On a single machine, that means you can install immunity-agent and get useful protection immediately. For teams, prismor-web adds the control plane around it: device enrollment, signed policy distribution, redacted telemetry, exemptions, and org-wide visibility into what agents are doing across managed repositories.

The design constraint from the start was trust. Policies are signed. The runtime verifies them before applying them. Local protection keeps working if the control plane is unavailable. Telemetry can be redacted at the source. A fresh install stays useful even if you never enroll a device. Those choices make the system easier to adopt because they respect the environment it is trying to protect.

We also wanted one runtime to cover the whole surface. Teams do not need another pile of point products for prompt injection, secret cloaking, supply-chain checks, MCP vetting, and audit trails. The agent sees one workflow. Security should too.

What it protects

Prismor was built for the failures we kept seeing in real agent workflows, the quiet ones that start as convenience and turn into blast radius.

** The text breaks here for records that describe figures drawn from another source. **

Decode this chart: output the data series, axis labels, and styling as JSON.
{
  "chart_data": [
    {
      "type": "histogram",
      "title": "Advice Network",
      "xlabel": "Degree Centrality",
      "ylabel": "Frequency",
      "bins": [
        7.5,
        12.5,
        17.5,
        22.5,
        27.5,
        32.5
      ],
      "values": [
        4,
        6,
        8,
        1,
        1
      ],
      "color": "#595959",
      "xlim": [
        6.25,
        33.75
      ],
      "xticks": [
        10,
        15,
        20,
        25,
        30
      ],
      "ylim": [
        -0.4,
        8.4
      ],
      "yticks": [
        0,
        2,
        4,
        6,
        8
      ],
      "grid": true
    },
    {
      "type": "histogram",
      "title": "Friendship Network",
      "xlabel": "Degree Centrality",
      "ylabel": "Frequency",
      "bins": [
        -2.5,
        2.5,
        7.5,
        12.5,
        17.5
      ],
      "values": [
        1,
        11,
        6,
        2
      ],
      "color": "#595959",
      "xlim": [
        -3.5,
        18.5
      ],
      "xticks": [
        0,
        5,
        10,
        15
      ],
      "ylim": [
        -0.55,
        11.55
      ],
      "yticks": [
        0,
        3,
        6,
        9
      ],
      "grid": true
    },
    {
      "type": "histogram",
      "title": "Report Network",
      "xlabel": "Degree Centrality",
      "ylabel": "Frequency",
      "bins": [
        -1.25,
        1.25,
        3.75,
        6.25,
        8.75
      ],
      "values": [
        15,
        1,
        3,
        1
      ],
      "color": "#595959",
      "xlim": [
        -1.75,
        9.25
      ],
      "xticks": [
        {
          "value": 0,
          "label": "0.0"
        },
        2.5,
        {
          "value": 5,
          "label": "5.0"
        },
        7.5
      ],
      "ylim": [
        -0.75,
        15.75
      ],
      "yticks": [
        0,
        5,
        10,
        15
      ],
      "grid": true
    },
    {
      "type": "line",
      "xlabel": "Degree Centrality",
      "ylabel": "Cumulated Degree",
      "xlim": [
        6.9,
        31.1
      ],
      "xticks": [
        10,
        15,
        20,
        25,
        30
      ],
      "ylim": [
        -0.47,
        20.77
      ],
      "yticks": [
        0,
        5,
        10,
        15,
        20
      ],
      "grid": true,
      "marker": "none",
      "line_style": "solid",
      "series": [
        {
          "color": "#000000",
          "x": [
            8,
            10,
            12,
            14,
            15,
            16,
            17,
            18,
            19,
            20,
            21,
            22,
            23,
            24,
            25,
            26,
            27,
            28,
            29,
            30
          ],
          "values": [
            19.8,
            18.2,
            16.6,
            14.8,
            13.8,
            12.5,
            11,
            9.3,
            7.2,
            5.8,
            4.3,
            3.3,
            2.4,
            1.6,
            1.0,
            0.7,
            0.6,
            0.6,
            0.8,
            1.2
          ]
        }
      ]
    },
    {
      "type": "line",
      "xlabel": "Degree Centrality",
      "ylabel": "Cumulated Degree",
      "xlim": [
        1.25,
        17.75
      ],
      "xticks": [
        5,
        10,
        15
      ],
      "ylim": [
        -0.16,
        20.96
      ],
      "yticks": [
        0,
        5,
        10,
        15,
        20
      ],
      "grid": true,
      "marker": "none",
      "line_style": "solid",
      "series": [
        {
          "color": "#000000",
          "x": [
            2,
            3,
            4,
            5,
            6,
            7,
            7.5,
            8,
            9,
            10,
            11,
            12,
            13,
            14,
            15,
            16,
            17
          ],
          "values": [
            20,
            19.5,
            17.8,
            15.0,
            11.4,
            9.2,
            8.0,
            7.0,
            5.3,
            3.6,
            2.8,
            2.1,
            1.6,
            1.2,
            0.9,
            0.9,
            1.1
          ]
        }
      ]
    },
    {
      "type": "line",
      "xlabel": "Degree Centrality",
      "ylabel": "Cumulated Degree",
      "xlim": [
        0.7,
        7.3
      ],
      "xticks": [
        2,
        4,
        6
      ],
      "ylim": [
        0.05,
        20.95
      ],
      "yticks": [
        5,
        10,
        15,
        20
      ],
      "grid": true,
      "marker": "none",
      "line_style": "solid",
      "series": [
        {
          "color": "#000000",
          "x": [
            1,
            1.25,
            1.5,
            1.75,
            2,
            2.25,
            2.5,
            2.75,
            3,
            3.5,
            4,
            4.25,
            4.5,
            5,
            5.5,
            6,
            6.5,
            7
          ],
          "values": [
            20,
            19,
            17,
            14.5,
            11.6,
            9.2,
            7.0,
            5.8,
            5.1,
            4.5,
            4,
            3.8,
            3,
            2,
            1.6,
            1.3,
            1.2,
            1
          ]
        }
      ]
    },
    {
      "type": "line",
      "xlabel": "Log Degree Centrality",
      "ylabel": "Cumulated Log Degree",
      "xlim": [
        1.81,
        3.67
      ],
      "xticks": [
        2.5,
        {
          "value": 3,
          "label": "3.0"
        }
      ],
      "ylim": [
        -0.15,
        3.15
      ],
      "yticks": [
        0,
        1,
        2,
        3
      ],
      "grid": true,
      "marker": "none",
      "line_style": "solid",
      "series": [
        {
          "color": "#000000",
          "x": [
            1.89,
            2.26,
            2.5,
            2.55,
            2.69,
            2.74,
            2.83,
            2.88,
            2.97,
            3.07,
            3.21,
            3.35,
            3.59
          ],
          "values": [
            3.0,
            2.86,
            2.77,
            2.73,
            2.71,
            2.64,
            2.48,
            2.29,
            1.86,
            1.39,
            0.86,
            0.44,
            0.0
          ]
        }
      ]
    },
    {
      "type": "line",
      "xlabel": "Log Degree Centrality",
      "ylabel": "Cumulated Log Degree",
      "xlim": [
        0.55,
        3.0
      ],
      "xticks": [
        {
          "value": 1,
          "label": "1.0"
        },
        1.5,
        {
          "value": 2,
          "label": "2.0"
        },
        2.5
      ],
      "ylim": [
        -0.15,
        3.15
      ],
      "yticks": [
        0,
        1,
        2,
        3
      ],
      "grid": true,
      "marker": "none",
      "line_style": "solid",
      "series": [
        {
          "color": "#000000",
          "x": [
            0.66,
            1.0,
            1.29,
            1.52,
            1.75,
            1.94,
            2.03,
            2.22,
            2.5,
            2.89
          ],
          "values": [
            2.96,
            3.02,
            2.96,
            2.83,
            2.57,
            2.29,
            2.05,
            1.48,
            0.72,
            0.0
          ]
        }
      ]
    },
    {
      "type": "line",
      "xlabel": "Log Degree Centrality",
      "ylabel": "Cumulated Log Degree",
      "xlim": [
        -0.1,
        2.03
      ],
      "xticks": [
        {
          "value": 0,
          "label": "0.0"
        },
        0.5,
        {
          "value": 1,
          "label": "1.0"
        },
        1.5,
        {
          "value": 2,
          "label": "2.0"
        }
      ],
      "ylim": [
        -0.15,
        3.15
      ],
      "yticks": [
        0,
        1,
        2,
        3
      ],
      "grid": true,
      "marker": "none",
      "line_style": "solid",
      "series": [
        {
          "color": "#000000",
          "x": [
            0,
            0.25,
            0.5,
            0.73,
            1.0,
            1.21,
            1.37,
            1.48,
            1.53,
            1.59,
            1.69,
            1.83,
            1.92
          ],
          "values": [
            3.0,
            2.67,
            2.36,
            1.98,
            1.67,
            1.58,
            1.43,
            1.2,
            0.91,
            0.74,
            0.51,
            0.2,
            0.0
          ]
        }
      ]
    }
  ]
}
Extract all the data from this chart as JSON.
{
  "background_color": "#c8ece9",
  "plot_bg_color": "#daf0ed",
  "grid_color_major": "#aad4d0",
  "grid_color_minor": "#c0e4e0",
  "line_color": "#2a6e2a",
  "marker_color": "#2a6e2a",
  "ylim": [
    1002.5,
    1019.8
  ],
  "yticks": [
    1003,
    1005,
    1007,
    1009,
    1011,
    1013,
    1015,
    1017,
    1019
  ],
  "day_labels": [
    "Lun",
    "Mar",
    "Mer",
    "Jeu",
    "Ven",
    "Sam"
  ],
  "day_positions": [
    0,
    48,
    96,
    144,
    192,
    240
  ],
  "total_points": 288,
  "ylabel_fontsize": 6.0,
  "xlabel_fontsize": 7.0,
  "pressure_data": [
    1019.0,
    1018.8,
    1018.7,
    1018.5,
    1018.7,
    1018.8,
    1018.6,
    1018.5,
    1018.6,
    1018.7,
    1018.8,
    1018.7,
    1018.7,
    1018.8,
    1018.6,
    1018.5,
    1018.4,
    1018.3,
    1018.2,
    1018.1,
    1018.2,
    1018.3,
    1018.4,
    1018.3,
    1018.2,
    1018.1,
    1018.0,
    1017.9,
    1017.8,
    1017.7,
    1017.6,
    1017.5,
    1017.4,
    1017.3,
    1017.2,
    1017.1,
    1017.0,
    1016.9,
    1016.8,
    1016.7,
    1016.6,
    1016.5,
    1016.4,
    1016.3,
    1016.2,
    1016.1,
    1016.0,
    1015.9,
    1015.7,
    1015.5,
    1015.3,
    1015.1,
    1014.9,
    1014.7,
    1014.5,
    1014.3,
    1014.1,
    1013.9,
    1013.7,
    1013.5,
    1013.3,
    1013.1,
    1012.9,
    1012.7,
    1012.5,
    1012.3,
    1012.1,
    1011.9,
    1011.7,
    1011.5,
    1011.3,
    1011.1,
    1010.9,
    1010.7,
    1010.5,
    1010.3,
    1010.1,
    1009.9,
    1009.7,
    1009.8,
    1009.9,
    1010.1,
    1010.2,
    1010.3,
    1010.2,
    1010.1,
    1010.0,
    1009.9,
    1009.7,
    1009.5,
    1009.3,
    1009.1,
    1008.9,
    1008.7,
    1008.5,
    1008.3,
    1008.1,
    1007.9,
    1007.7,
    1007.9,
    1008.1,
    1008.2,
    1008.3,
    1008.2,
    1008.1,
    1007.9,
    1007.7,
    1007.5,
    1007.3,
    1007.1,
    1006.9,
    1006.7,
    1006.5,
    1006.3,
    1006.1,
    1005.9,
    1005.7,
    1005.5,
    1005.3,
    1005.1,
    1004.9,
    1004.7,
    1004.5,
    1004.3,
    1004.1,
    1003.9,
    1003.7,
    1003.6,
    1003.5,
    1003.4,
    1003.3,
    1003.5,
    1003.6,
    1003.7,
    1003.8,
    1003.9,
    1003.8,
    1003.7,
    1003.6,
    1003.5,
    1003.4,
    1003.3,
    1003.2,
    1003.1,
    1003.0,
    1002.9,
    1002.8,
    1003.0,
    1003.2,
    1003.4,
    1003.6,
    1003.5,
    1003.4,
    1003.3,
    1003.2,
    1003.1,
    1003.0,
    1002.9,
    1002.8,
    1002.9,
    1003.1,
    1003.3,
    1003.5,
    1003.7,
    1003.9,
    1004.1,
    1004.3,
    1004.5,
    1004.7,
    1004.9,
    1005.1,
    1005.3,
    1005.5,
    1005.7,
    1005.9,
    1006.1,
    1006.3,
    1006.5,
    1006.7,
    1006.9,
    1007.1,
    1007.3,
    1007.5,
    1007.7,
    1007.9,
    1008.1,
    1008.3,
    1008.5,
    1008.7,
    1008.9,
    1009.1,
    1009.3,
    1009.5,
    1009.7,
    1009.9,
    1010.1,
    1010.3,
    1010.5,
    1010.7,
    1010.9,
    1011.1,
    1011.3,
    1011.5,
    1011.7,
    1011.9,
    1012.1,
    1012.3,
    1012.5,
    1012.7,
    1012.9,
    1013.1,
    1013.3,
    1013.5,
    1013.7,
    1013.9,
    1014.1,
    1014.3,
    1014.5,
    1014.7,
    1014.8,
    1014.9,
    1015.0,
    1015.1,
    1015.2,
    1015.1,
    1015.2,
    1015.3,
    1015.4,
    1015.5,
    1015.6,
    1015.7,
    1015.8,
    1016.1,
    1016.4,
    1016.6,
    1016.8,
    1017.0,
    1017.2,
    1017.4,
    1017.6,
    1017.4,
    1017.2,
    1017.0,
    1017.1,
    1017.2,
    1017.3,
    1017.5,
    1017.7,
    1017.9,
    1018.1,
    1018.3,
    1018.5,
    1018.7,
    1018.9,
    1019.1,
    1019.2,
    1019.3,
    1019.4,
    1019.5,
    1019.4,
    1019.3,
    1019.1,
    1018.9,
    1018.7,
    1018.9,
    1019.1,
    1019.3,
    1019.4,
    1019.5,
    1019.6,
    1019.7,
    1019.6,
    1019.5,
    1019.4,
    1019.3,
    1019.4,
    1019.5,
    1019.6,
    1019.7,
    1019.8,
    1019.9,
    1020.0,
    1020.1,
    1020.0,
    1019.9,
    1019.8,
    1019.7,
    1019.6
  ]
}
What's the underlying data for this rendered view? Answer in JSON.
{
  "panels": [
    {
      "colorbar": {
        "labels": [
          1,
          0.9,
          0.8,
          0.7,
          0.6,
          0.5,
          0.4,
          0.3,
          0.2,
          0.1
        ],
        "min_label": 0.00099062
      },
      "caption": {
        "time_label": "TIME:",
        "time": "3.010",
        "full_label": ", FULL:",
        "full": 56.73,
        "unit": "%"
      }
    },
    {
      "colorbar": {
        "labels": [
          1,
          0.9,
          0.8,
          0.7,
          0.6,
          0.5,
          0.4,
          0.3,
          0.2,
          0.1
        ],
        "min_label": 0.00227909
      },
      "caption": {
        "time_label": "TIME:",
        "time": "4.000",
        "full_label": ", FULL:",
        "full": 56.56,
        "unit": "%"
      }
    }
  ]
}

  • Destructive tool use. Commands that wipe files, rewrite permissions, force pushes, or alter system state can be stopped before execution.
  • Secret exposure. Prismor can cloak sensitive values before they reach the model, the shell, or logs that hang around longer than anyone expects.
  • Supply-chain abuse. Package installs, postinstall hooks, and suspicious dependency behavior can be inspected while the agent is still trying to pull them in.
  • MCP and prompt injection risk. Untrusted tool descriptions, hostile server instructions, and poisoned resources can be caught at the point where the agent tries to act on them.
  • Policy drift across a team. Signed policy, scoped exemptions, and enrolled devices give security teams a way to standardize what safe agent behavior looks like without turning every laptop into a support ticket.

What teams should do

If your team is already building with AI coding agents, the right move is to put a control at the action layer now. Start small and make it real:

  • Install the runtime locally. Start with pip install immunity-agent and run immunity setup to hook it into the agents your team already uses.
  • Begin in observe mode. Watch what your agents actually do before you tighten policy. Most teams learn something useful in the first session.
  • Turn on enforcement for the obvious high-risk actions. Destructive shell patterns, secret exfiltration paths, unsafe installs, and untrusted remote execution paths should not wait for a postmortem.
  • Enroll devices when the team grows. Use the control plane for signed policy rollout, redacted telemetry, and device-level visibility once agent usage spreads past a couple of laptops.
  • Treat MCP and agent tooling like supply chain. Review what gets installed, what gets permission to execute, and what the agent is allowed to trust by default.

The larger shift here is simple: AI coding agents changed where security has to sit. The useful control point is no longer the code after it lands or the endpoint after the action fires. It is the moment an agent reaches for a tool. Teams that secure that moment will ship faster with fewer surprises. Teams that skip it will keep learning about agent risk from the cleanup.